Pour les experts du centre d’analyse stratégique [1]  il serait naïf de croire que la croissance verte va résoudre tous les problèmes de relance de notre potentiel industriel et d’emploi.

Développer les industries vertes crée certes de nouvelles potentialités  de développement, mais déclasse dans le même temps certaines activités ou implique, pour le moins, de profondes reconversions. On vient de le voir avec l’interdiction de pêcher le thon rouge, espèce menacée, qui suppose une rapide  reconversion des catégories d’emploi concernées.

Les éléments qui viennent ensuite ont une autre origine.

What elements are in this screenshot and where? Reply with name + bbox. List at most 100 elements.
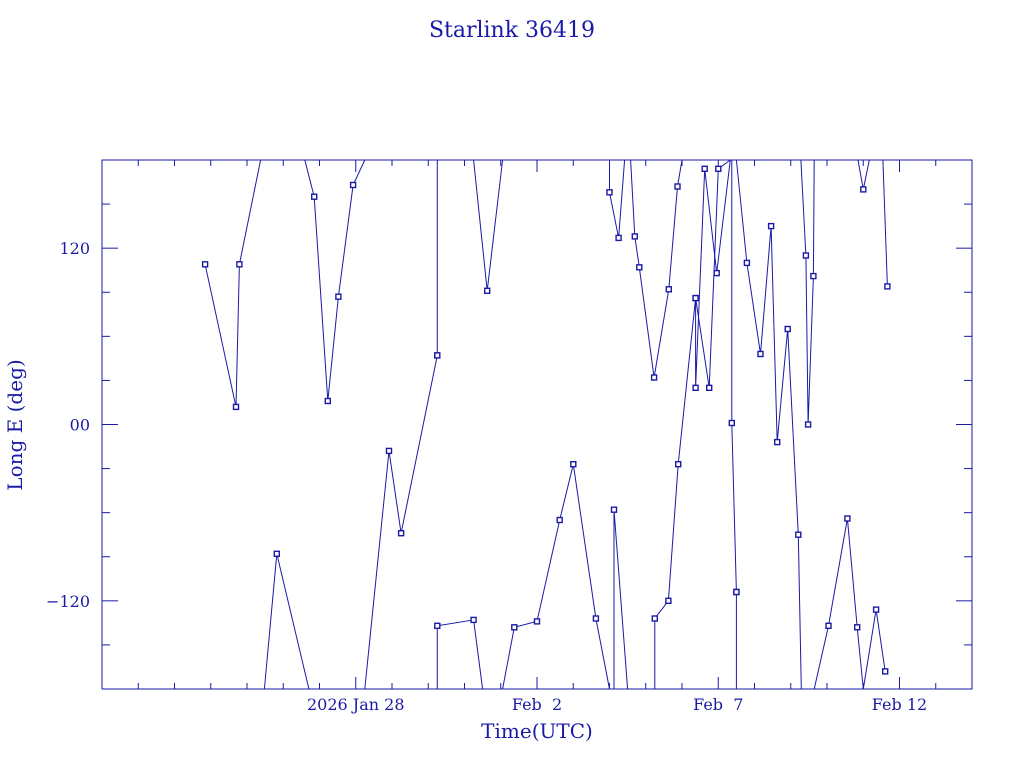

De même en terme de consommation alimentaire la généralisation de gammes bio impacte  le prix des produits (plus de 50% selon une récente enquête de la revue Que Choisir ? de ce qui limite considérablement leur développement. De plus il convient  en la matière de ne pas raisonner en terme de calendrier électoral (logique de rendez vous) mais à moyen et long terme (logique de projet). Il serait illusoire par exemple de penser que le passage au véhicule électrique va avoir des effets à court terme.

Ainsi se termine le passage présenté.